Искренне Ваш Сергей Дубравин»
Мысли про Черного Атамана вызывали у Измайлова головную боль и резь в животе. Отчего он сначала отдал приказ найти его и добить, а потом вступил с ним в переписку и извиняется за то, что не уследил за его вещами? Зачем вернул документы и деньги до копейки? Как-то это все… глупо… навязчиво… Измайлов морщился. Он не любил таких игр. Впрочем, нет. Точнее будет сказать, он в них давно наигрался.
– Может, вы его знали? – продолжал настаивать пристав. – Давно, еще в Петербурге? Он-то вас в горячке не признал, а потом, по бумагам…
– Знал? – Измайлов честно перебирал в голове имена и лица. Нет, никакого Сергея Дубравина ему точно никогда не встречалось. – Нет, не знал.
– Но отчего тогда… – пристав лупил глаза и собирал в складки без того низкий лоб.
– Да он же сумасшедший, ваша честь! – с досадой откликнулся не то письмоводитель, не то другой какой-то мелкий чин, сидящий в углу и чинящий карандаш. – Черт его разберет, почему он делает то или это!
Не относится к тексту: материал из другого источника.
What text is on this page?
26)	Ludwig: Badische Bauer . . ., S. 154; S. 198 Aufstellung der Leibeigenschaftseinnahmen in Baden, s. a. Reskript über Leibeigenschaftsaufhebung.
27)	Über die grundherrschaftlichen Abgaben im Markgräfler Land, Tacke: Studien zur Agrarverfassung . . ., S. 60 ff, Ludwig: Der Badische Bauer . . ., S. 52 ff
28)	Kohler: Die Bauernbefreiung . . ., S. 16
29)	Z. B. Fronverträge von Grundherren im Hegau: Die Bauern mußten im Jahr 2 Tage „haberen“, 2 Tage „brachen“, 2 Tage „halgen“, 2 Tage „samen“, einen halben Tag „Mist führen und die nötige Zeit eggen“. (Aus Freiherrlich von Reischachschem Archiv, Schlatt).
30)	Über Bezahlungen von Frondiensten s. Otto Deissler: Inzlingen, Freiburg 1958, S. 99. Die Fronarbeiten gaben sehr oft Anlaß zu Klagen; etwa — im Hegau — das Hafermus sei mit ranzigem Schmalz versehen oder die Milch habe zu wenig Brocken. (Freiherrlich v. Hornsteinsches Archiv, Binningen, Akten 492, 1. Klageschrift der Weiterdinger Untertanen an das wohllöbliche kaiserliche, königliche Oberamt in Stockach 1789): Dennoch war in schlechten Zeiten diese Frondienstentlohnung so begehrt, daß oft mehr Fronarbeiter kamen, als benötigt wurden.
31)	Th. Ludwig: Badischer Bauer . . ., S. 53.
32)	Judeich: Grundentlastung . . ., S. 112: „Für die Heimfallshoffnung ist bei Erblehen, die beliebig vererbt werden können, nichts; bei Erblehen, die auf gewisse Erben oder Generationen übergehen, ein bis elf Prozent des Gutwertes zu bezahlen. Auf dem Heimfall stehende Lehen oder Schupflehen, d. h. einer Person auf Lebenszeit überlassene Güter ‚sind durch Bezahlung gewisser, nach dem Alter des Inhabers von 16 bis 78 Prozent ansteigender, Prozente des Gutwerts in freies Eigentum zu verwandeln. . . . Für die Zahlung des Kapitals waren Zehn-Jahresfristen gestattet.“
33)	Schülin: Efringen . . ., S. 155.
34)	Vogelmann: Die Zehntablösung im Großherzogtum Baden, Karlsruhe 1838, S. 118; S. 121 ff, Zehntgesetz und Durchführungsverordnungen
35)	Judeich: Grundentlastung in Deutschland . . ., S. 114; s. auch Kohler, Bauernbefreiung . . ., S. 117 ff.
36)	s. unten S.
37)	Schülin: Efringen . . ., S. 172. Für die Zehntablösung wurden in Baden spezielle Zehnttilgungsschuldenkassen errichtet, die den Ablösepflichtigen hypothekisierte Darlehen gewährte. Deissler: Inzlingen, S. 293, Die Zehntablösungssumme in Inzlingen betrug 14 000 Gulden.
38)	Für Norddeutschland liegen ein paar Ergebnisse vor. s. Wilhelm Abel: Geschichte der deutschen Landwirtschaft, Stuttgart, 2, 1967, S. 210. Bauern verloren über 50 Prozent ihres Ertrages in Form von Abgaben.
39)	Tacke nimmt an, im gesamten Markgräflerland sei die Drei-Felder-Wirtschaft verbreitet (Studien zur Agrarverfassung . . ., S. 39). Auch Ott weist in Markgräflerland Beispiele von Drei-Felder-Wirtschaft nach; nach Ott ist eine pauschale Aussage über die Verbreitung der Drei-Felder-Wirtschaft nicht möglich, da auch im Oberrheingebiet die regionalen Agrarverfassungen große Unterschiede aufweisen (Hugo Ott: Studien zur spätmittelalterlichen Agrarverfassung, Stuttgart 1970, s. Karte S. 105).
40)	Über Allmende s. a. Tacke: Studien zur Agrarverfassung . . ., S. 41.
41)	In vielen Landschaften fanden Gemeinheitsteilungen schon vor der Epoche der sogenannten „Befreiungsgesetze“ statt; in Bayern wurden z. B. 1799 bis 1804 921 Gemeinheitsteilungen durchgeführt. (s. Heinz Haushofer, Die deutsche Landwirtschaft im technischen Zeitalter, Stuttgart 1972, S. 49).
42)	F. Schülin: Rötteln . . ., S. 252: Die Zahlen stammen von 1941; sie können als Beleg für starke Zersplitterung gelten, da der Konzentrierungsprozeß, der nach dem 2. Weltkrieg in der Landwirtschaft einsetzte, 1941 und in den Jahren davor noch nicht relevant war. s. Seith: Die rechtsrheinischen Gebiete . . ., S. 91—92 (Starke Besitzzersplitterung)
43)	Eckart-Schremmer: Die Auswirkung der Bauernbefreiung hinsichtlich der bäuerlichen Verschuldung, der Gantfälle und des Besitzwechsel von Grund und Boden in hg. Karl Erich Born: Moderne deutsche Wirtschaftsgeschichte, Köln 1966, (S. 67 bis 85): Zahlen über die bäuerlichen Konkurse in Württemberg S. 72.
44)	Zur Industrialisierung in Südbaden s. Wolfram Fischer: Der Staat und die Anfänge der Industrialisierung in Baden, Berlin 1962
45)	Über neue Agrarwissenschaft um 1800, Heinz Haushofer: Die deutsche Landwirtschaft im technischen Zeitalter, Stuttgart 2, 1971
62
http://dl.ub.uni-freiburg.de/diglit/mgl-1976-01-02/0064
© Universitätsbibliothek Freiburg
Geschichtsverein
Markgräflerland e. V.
Что об этом толковать!
– Что, действительно сумасшедший? – заинтересовался Измайлов. – По-настоящему?
– Ну да! – горячо заговорила личность из угла. – Это всем ясно, потому что иначе не объяснить. В марте о том годе его люди устроили резню в Сорокине. Семеро убитых, раненных я уж позабыл. А в сентябре в том же Сорокине он наделил приданым пять неимущих девиц-сирот, чтоб они замуж пошли. Это как? А когда они захватили приезжего чиновника-ревизора из Москвы и вместо выкупа требовали улучшить содержание арестованных во время волнений на Битых приисках и свободы печати в Ялуторовске!
– Ну, это-то я понимаю… – протянул Измайлов. Пристав и его неясный сослуживец взглянули на инженера с комичным изумлением. – Хотя, конечно, тоже помешательство своего рода… Но, может быть, он воображает себя эдаким таежным Робин Гудом?